Mayor pro tem Michael opened the council’s retreat by outlining a two‑day agenda meant to shift focus from routine business to long‑range planning and budget priorities. The first day centered on what several council members called a 30‑ to 100‑year vision for Kenmore.
Council member Melanie framed the conversation around design that prioritizes people and nature rather than “dehumanizing” dense blocks. She said Seaside and other New Urbanist examples informed her thinking and urged the city to pursue a long‑range “century agenda” that pairs design standards with workforce development, including apprenticeship pathways tied to construction and craft trades.
Other council members picked up recurring themes: shifting parking away from storefront fronts to improve walkability, adding alleys and mid‑block crossings, protecting tree canopy and green spaces, and using design contests and study tours to refine local standards that fit Kenmore’s Pacific Northwest context. Several speakers urged retention of neighborhood character while identifying specific infill opportunities along 522 and at Lake Point.

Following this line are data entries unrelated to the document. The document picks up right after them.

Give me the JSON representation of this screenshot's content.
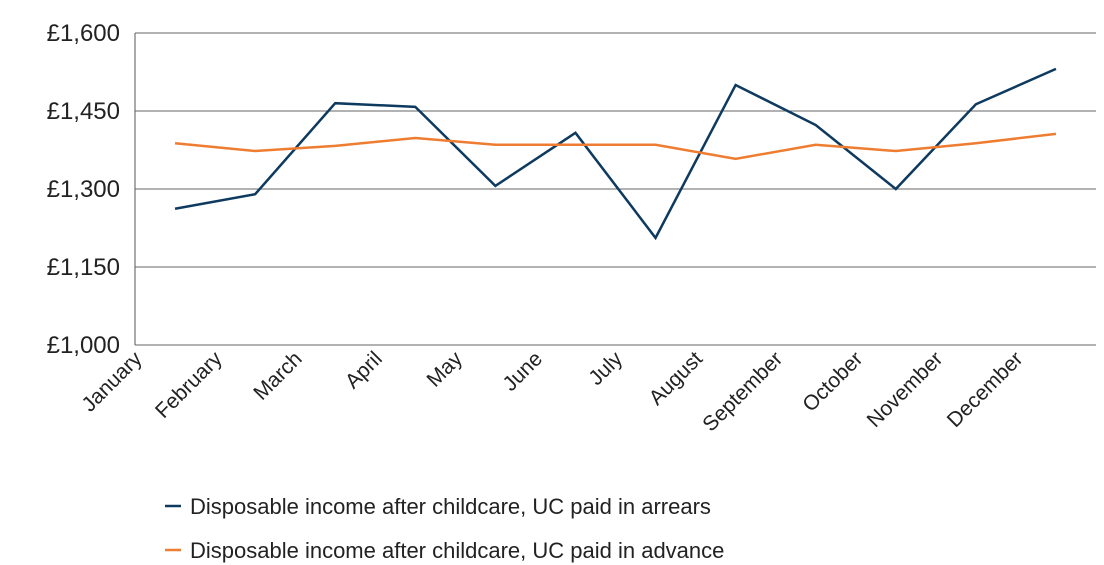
{
  "chart_data": {
    "type": "line",
    "categories": [
      "January",
      "February",
      "March",
      "April",
      "May",
      "June",
      "July",
      "August",
      "September",
      "October",
      "November",
      "December"
    ],
    "series": [
      {
        "name": "Disposable income after childcare, UC paid in arrears",
        "color": "#0e3a5f",
        "values": [
          1262,
          1290,
          1465,
          1458,
          1306,
          1408,
          1206,
          1500,
          1423,
          1300,
          1463,
          1531
        ]
      },
      {
        "name": "Disposable income after childcare, UC paid in advance",
        "color": "#ee7d31",
        "values": [
          1388,
          1373,
          1383,
          1398,
          1385,
          1385,
          1385,
          1358,
          1385,
          1373,
          1388,
          1406
        ]
      }
    ],
    "ylim": [
      1000,
      1600
    ],
    "yticks": [
      {
        "value": 1000,
        "label": "£1,000"
      },
      {
        "value": 1150,
        "label": "£1,150"
      },
      {
        "value": 1300,
        "label": "£1,300"
      },
      {
        "value": 1450,
        "label": "£1,450"
      },
      {
        "value": 1600,
        "label": "£1,600"
      }
    ],
    "grid": true,
    "legend": "bottom"
  }
}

On concrete tools, members discussed pre‑planned ADU packages that the city could make available to homeowners so accessory units could be built faster and more affordably; the proposal is intended to lower barriers for gentle infill while preserving design quality. Councilors also raised apprenticeships and partnerships with regional institutions (including the Port of Seattle and universities) as ways to link local development to job creation.
For downtown activation, presenters recommended piloting pop‑up retail and food‑truck clusters, and reserving street‑level spaces for incubator shops that allow home‑based entrepreneurs to test operations with low overhead. Council members noted past local incubator efforts and cautioned programs need clear pathways to permanent space and realistic expectations about outcomes.
The retreat closed with an agreement to fold the design priorities into the upcoming downtown planning work and to explore targeted actions (pre‑designed ADU templates, study tours, and pilot pop‑up programs) that staff can scope and cost for the council to consider alongside budget deliberations.